BE CAREFUL and THOROUGH on your preflight and checklist. If a solo aircraft ground
aborts in a division solo mission, then the whole mission is cancelled unless a section option was
briefed. If a section option was briefed, the Instructor will take out the single solo student. If the
chase aircraft is down, then the mission is always cancelled. If the mission cancels for any
reason, ensure your flight plan (if filed) is closed out with Base Operations.
502. INTERVAL TAKEOFF ABORTS
Aborted takeoffs will be handled in accordance with Section V of the T-34C NATOPS Flight
manual with the addition of a short radio transmission when appropriate.
Lead. If Lead aborts the takeoff, he will remain on his respective side of the runway and
immediately transmit "[tactical call sign], abort, abort, abort" - so both aircraft know to abort
the takeoff. The Wingman will abort behind Lead, also maintaining his side of the runway.

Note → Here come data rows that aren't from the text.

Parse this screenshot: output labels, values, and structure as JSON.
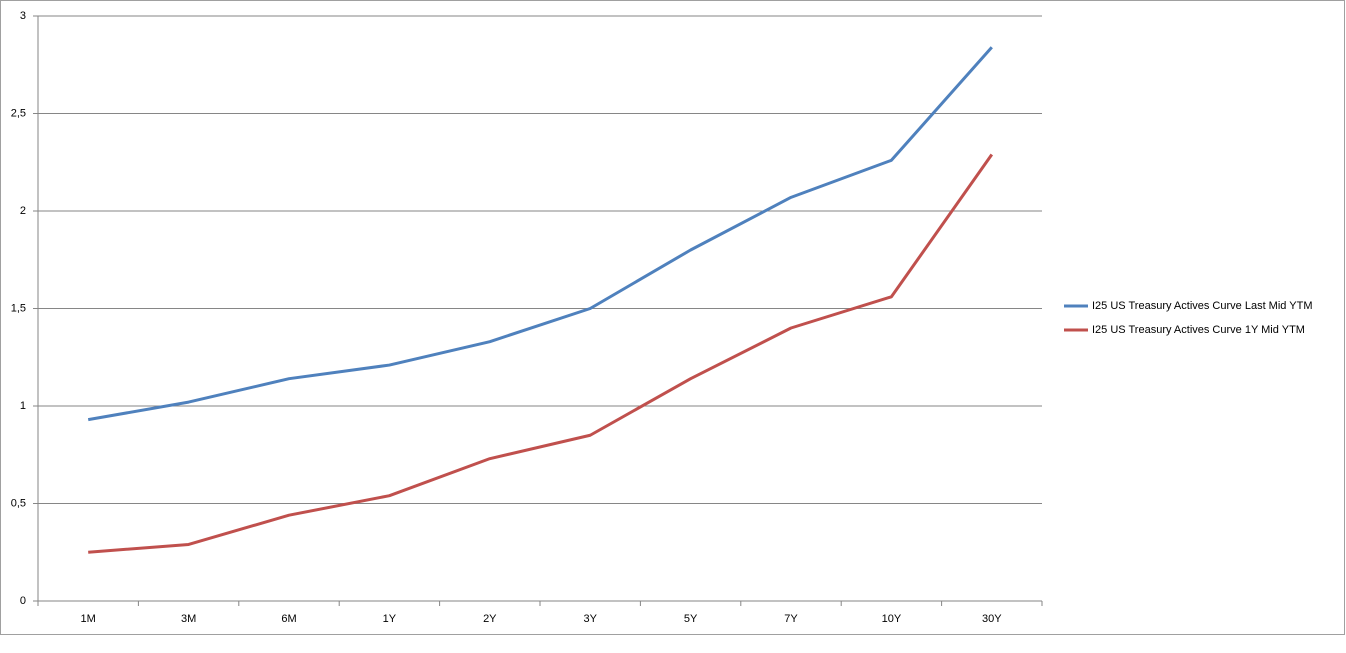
{
  "chart_data": {
    "type": "line",
    "categories": [
      "1M",
      "3M",
      "6M",
      "1Y",
      "2Y",
      "3Y",
      "5Y",
      "7Y",
      "10Y",
      "30Y"
    ],
    "series": [
      {
        "name": "I25 US Treasury Actives Curve Last Mid YTM",
        "color": "#4f81bd",
        "values": [
          0.93,
          1.02,
          1.14,
          1.21,
          1.33,
          1.5,
          1.8,
          2.07,
          2.26,
          2.84
        ]
      },
      {
        "name": "I25 US Treasury Actives Curve 1Y Mid YTM",
        "color": "#c0504d",
        "values": [
          0.25,
          0.29,
          0.44,
          0.54,
          0.73,
          0.85,
          1.14,
          1.4,
          1.56,
          2.29
        ]
      }
    ],
    "ylim": [
      0,
      3
    ],
    "yticks": [
      0,
      {
        "value": 0.5,
        "label": "0,5"
      },
      1,
      {
        "value": 1.5,
        "label": "1,5"
      },
      2,
      {
        "value": 2.5,
        "label": "2,5"
      },
      3
    ],
    "grid": true,
    "legend": "right"
  }
}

The
key to success in this scenario is to do whatever is necessary to avoid hitting the other aircraft, to
include going off the runway and into the grass. If any aircraft departs the prepared surface, then
execute the appropriate NATOPS procedure.

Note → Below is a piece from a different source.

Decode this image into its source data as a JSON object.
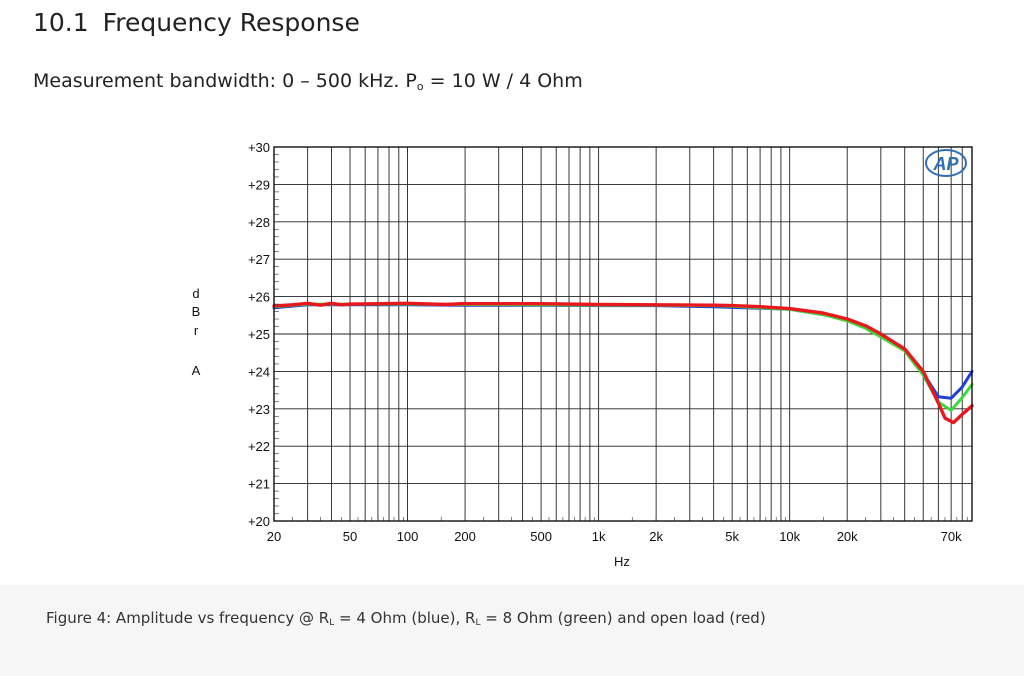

Wingman. If Wing aborts the takeoff, he will remain on his side of the runway and execute the
aborting takeoff procedures. Once the Wing has his aircraft under control and Lead is safely
airborne, make a radio call to notify Lead (e.g., "Knight 1, 2 aborted for a chip light"). Lead will
enter the downwind or depart the airfield and reenter as a single aircraft in accordance with
Chase. If the Chase aborts his takeoff, the student solos will either enter downwind or depart the
airfield and reenter as a single aircraft in accordance with local course rules. SOLOS WILL
NOT JOIN UP at any time during the downwind, departure, or reentry into the pattern.
503. SECTION PEL
After the lead changes to put the PEL aircraft in the lead (if necessary), the PEL aircraft needs to
intercept the Emergency Landing Pattern (ELP) as soon as possible. Lead should fly his best
possible individual PEL. Wing should maintain position, clear for the formation, back Lead up
with in-flight tasks, and monitor Lead's performance (e.g., altitude, airspeed, vsi, etc.). Lead will
maneuver and configure as appropriate prior to High Key (see Figure 5-2) while Wing flies the
Chase position and matches Lead's configuration. Lead may elect to kiss-off Wing at High Key,
however it is recommended to have Wing continue to chase the emergency aircraft through the
ELP in order to provide mutual support. During the ELP, Wing should wave off when directed
by Lead, or when reaching 300 feet AGL on final. During the waveoff, Wing should keep his
eyes out for other aircraft and be careful not to overspeed the gear or flaps.